Batching is the lever everyone forgets because it lives at the fleet level, not the task level. If a hundred tasks each call the same classification sub-step, you do not have to run a hundred separate calls. Many of those independent sub-steps batch, and batched throughput is cheaper than the same work done one request at a time. This only shows up when you are running agents at volume, which is exactly when the bill is large enough to care.
Where this actually lands
Years ago, owning a large infrastructure P&L, I argued that FinOps is just capacity planning with a better hat. The cost was never a dashboard problem. It was an engineering-culture problem: the architecture decided the bill, and the dashboard only reported the verdict after the fact. Agents are the same idea with the dial turned up. The model price is a line item you cannot negotiate much. The loop, the context growth, the retries, the re-reads, the model routing, those are architecture, and architecture is yours.

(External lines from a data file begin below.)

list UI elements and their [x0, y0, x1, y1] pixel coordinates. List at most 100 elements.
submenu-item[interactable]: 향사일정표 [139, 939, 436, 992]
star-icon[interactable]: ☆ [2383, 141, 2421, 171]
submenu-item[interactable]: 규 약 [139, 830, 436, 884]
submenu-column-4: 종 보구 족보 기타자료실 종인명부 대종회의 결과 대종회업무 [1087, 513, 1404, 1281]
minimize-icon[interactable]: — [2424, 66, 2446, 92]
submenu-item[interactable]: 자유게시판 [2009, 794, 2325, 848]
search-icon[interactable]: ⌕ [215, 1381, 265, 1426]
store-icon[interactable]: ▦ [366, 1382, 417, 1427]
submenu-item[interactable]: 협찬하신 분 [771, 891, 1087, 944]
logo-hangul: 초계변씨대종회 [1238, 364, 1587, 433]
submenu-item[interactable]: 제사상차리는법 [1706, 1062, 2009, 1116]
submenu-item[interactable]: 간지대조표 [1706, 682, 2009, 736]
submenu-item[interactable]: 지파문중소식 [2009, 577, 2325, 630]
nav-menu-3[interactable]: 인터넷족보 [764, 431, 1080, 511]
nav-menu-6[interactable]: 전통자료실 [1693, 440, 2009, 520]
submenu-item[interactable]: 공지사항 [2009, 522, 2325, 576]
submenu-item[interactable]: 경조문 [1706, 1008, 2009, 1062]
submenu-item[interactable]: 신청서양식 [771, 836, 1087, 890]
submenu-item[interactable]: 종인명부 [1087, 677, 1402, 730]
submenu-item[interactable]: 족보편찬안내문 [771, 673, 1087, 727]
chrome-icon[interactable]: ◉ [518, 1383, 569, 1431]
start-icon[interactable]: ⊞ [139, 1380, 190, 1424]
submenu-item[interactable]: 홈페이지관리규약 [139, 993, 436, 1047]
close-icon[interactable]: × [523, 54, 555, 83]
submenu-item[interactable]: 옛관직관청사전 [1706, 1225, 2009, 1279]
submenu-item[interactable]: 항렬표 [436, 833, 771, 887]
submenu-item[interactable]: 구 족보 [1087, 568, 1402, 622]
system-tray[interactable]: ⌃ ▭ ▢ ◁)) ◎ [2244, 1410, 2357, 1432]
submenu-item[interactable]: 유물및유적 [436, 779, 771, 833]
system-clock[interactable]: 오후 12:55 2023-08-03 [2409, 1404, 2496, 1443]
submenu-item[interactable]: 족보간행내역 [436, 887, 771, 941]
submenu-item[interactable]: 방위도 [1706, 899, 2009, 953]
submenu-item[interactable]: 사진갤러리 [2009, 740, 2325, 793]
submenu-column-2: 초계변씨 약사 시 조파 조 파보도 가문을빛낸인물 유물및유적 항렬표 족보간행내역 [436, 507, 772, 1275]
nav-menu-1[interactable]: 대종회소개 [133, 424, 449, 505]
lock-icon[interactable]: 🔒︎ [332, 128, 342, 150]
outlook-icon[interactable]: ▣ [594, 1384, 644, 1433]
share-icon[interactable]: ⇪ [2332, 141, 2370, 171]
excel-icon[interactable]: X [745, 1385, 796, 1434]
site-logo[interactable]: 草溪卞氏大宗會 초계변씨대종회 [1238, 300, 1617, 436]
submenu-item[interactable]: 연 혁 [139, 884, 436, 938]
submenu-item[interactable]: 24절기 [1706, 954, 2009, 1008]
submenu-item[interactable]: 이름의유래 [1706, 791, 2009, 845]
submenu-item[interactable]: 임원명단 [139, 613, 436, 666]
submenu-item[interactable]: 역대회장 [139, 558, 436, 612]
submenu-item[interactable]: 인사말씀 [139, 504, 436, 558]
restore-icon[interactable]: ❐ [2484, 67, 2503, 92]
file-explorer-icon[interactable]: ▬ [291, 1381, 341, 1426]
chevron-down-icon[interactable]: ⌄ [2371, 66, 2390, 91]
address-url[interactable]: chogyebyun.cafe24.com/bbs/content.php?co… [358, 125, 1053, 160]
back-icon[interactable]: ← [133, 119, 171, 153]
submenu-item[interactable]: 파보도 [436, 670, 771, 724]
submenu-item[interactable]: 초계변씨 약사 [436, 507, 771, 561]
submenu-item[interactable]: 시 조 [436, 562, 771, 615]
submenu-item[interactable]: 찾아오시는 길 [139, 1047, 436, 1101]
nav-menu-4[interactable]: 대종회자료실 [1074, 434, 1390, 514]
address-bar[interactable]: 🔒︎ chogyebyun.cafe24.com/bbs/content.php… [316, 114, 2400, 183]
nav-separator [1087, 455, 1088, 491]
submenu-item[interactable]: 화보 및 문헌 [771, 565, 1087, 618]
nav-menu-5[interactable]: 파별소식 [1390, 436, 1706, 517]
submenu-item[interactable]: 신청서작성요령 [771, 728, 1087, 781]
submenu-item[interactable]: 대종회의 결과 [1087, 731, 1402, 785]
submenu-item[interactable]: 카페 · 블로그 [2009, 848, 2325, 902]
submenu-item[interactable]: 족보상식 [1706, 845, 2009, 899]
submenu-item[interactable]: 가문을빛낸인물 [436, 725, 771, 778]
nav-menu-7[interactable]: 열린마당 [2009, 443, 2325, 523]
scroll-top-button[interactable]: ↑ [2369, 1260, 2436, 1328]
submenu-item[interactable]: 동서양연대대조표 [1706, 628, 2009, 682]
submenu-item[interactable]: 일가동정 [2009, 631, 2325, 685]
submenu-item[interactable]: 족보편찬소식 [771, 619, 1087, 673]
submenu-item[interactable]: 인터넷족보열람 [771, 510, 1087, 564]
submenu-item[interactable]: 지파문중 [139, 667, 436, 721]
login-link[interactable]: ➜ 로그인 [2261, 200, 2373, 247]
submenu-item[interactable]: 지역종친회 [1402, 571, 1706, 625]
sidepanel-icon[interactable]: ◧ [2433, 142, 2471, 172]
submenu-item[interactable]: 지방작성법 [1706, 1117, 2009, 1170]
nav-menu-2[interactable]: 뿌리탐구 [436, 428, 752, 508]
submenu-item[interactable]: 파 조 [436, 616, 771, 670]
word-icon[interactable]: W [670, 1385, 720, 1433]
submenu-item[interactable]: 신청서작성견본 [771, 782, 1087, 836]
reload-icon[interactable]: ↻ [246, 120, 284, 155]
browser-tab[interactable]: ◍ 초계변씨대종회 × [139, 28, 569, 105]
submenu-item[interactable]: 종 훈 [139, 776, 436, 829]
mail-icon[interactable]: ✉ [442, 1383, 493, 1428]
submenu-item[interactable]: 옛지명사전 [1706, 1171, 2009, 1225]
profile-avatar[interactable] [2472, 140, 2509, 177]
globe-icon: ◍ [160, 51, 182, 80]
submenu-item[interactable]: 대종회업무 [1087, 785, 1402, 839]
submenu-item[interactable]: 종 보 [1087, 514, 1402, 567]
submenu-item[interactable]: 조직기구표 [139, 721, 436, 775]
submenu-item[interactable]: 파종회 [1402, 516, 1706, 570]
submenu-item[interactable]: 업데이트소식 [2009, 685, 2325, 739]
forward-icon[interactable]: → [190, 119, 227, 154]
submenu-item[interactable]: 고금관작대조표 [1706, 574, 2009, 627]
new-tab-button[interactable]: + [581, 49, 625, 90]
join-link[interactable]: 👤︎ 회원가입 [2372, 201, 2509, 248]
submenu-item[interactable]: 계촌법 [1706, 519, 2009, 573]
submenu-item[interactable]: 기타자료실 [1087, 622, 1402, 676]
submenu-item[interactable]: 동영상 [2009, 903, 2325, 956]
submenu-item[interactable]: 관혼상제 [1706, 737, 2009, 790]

So when the bill surprises someone, the honest answer is rarely “the model got expensive.” It is that the agent was allowed to loop without a cap, re-read without a memory, and replay a twelve-thousand-token prefix it could have cached. You can fix every one of those. None of them require a cheaper model.
The agents that survive the budget review are not the ones running on the cheapest tokens. They are the ones whose creators could draw the cost model on a whiteboard and point to exactly which step the money goes. If you cannot draw yours, that is the first thing to build, before the next feature. What does one task of your agent actually cost, and which step are you paying for twice?